Il campanello di Joan suonò alle sei precise.

“Arrivo!” Abbandonò mestoli e cucchiai e corse ad aprire la porta.

“Ciao! Scusa, non ho tempo di fare la padrona di casa, ho i soufflé nel forno e se non li controllo si ammosciano”.

Huck alzò un sopracciglio, sogghignando. “Ho portato del vino, se mi dai un apribottiglie te ne verso un po’, i soufflé mi sembreranno perfetti!”

“E’ nel secondo cassetto, i bicchieri sono sul tavolo”. Disse Joan distrattamente, mescolando la pasta.

“Spero ti piacciano pasta e zucchine, perché erano le uniche cose che avevo in casa, quindi…” Si passò una mano tra i capelli, nervosa. “Sì, lo so che non è il massimo invitare a cena qualcuno e avere il frigo vuoto, ma…”

Lui la zittì, poggiandole un dito sulle labbra.

“Non è per la cena che sono venuto qui…” Disse malizioso.

“Ah no?! E io che mi ero anche impegnata…” Rispose lei, altrettanto maliziosamente.

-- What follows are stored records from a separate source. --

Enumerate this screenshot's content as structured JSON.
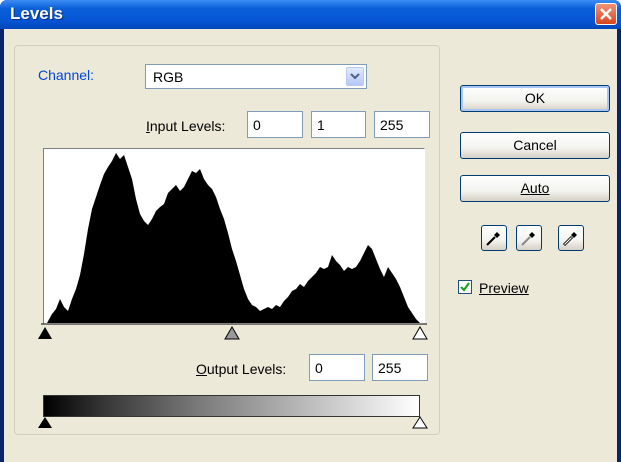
{
  "window": {
    "title": "Levels"
  },
  "channel": {
    "label": "Channel:",
    "value": "RGB"
  },
  "input_levels": {
    "label": "Input Levels:",
    "black": "0",
    "gamma": "1",
    "white": "255"
  },
  "output_levels": {
    "label": "Output Levels:",
    "black": "0",
    "white": "255"
  },
  "buttons": {
    "ok": "OK",
    "cancel": "Cancel",
    "auto": "Auto"
  },
  "preview": {
    "label": "Preview",
    "checked": true
  },
  "colors": {
    "title_bar": "#0a5fd8",
    "client_bg": "#ece9d8",
    "channel_label": "#0046d5",
    "close_button": "#d8451e"
  },
  "icons": [
    "close-icon",
    "dropdown-arrow-icon",
    "black-eyedropper-icon",
    "gray-eyedropper-icon",
    "white-eyedropper-icon",
    "check-icon"
  ]
}
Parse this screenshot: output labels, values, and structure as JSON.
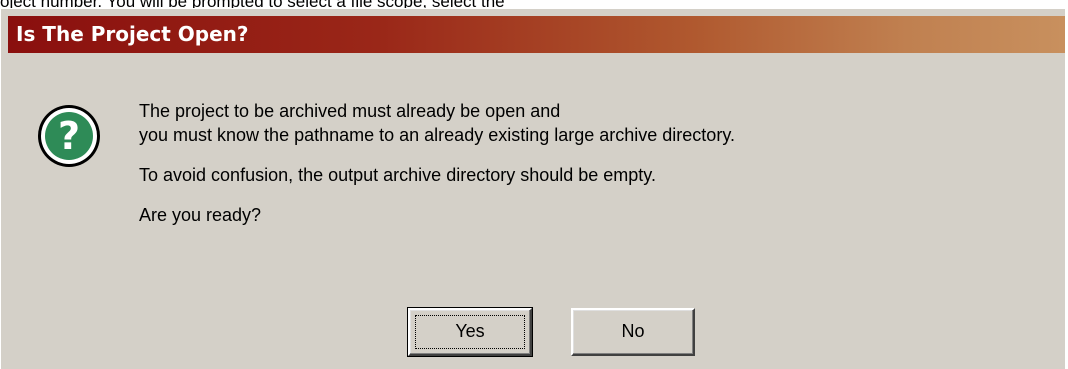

Huck la baciò, impetuosamente. Le sue labbra erano calde e morbide, il tocco sui suoi fianchi delicato, insicuro. Joan indietreggiò fino a toccare il muro, lasciandosi completamente trasportare da quel bacio.

Aveva deciso di non pensare, perché quando pensava troppo finiva col rimaner fregata ed era stufa!

Si distaccò da Huck, giusto per riprendere fiato. “Aspetta… Devo togliere i soufflé dal fuoco, altrimenti si bruciano”.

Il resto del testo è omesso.